Orrin Judd links to this typically disingenuous passage in the New York Times:
Regime change in Iraq in addition to Afghanistan, he argued, would compel other sponsors of terrorism to mend their ways, “accomplishing by example what we would otherwise have to pursue through force of arms.”
Finally, as American troops massed in the Persian Gulf in early 2003, Mr. McCain grew impatient, his aides say, concerned that the White House was failing to act as the hot desert summer neared. Waiting, he warned in a speech in Washington, risked squandering the public and international support aroused by Sept. 11. “Does anyone really believe that the world’s will to contain Saddam won’t eventually collapse as utterly as it did in the 1990s?” Mr. McCain asked.

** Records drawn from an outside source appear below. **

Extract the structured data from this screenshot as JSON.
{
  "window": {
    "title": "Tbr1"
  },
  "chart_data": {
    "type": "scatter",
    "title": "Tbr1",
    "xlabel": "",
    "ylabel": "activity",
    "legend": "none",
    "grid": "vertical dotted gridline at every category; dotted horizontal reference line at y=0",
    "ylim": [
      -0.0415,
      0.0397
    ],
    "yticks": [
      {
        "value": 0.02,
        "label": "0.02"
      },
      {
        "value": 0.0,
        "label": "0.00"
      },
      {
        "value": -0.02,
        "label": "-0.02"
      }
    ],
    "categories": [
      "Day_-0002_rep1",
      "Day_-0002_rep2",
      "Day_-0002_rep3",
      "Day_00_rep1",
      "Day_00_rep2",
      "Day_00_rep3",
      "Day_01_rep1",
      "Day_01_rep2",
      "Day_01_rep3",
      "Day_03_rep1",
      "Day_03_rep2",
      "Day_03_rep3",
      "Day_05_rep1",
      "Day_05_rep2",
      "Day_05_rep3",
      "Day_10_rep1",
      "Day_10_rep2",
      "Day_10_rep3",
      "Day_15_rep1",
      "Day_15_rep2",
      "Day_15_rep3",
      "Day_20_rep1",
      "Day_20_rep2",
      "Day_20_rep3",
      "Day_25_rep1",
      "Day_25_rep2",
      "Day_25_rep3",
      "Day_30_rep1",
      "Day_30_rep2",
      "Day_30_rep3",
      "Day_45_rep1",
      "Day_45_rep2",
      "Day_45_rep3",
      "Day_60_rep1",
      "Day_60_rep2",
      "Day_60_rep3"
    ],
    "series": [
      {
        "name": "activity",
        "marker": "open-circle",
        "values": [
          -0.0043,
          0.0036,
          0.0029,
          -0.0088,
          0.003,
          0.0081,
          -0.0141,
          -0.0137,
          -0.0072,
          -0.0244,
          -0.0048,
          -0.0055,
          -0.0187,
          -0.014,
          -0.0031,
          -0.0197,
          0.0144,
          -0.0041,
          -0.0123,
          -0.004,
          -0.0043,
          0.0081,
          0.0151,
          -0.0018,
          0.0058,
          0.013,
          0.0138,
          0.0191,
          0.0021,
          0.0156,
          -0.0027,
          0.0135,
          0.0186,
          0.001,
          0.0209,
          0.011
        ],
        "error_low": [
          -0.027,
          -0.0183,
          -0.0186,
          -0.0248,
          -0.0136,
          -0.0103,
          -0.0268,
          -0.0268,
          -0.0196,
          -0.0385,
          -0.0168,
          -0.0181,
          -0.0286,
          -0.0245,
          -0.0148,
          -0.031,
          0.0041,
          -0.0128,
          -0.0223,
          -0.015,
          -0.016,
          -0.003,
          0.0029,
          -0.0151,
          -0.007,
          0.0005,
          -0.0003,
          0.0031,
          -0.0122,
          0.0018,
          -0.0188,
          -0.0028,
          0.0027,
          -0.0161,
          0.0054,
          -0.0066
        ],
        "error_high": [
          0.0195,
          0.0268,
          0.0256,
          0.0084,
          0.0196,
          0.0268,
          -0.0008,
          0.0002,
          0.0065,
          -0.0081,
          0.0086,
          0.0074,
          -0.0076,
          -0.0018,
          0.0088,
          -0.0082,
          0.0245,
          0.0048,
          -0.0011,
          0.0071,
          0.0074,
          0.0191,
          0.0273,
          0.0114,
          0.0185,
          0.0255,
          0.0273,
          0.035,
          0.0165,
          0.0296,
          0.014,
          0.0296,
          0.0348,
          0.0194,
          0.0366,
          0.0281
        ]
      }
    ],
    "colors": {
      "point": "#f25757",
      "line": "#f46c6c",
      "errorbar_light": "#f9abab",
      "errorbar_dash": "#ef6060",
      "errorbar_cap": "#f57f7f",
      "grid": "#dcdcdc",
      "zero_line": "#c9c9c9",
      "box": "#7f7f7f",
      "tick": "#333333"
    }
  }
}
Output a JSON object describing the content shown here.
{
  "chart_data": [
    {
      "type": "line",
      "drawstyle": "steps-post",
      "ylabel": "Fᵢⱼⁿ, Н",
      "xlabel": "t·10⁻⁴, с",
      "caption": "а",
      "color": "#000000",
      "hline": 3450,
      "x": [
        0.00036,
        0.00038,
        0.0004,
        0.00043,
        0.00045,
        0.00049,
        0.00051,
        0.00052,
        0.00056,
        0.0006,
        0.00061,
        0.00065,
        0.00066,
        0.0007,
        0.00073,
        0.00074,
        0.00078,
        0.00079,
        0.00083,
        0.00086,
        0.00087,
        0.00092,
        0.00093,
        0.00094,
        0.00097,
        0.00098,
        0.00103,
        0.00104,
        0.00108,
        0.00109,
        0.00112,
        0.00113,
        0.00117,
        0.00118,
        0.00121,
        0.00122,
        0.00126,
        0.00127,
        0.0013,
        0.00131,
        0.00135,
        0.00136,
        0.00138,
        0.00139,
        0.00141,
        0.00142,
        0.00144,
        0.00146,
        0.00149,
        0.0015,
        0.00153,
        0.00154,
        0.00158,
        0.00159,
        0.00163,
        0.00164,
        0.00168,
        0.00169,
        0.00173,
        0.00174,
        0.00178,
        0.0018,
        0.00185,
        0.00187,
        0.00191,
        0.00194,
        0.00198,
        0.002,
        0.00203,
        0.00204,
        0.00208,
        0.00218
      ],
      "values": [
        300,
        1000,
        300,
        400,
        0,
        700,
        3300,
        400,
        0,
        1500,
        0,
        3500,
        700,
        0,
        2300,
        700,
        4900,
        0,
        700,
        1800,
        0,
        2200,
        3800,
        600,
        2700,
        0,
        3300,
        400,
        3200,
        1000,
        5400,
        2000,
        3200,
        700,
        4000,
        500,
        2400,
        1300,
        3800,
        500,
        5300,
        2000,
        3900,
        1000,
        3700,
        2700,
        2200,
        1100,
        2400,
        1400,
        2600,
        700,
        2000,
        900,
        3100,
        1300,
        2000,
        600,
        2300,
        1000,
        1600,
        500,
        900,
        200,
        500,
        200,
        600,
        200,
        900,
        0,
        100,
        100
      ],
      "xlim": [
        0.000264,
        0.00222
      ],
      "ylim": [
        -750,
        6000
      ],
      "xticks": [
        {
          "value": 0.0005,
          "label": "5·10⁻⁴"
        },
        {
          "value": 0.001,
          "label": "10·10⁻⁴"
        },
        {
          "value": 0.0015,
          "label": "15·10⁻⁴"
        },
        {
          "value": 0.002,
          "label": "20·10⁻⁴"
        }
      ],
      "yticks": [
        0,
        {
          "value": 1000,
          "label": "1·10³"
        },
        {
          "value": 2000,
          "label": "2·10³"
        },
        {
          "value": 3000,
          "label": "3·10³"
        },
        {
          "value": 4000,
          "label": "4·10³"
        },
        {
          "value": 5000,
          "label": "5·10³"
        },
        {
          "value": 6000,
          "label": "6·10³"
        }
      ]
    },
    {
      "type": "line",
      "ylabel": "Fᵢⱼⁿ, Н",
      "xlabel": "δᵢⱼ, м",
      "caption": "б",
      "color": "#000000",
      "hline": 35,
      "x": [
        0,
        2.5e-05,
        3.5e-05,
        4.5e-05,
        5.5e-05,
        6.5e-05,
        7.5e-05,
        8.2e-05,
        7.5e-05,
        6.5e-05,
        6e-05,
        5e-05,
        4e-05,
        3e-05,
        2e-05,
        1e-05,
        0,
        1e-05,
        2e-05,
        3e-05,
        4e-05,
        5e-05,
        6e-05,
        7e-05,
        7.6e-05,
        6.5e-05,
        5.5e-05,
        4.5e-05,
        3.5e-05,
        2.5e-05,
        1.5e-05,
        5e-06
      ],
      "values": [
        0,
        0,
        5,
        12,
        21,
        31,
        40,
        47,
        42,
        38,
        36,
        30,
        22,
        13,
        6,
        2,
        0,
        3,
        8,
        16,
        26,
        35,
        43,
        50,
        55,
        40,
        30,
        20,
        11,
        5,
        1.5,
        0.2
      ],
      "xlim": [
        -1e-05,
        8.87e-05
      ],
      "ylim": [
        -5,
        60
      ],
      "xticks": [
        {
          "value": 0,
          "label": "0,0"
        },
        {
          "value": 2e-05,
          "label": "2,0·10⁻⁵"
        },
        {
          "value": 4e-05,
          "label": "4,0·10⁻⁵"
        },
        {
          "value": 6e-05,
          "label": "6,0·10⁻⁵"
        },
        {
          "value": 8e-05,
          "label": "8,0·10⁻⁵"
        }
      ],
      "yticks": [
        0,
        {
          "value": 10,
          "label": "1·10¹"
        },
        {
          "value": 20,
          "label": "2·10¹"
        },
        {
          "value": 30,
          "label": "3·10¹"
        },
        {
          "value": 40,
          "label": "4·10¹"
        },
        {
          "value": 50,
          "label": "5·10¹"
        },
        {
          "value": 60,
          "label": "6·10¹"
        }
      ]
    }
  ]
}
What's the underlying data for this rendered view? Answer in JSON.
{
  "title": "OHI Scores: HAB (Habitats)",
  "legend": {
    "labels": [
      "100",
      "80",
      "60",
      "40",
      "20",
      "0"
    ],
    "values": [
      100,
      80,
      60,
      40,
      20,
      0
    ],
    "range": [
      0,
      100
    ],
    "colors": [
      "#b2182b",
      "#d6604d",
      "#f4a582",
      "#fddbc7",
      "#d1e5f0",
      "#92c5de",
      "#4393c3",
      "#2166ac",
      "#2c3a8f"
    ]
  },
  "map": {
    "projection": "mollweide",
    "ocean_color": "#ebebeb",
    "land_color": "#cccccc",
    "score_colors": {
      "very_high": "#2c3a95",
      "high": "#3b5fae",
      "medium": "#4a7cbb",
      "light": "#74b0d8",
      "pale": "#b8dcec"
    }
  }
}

In retrospect, some of Mr. McCain’s critics now accuse him of looking for a pretext to justify the war. “McCain was hell-bent for leather: ‘Saddam Hussein is a bad guy, we have got to teach him, let’s send a message to the other people in the Middle East,’ ” said Senator John Kerry, Democrat of Massachusetts.
As Orrin writes, “Which raises the obvious question, which parts of this does Mr. Kerry think are wrong: that Saddam was evil; that he should have been removed; and/or that other evil regimes ought to get the message that we can and will remove them too?”
I’d be curious as to the answers most of the Timespeople would give to those questions, as well.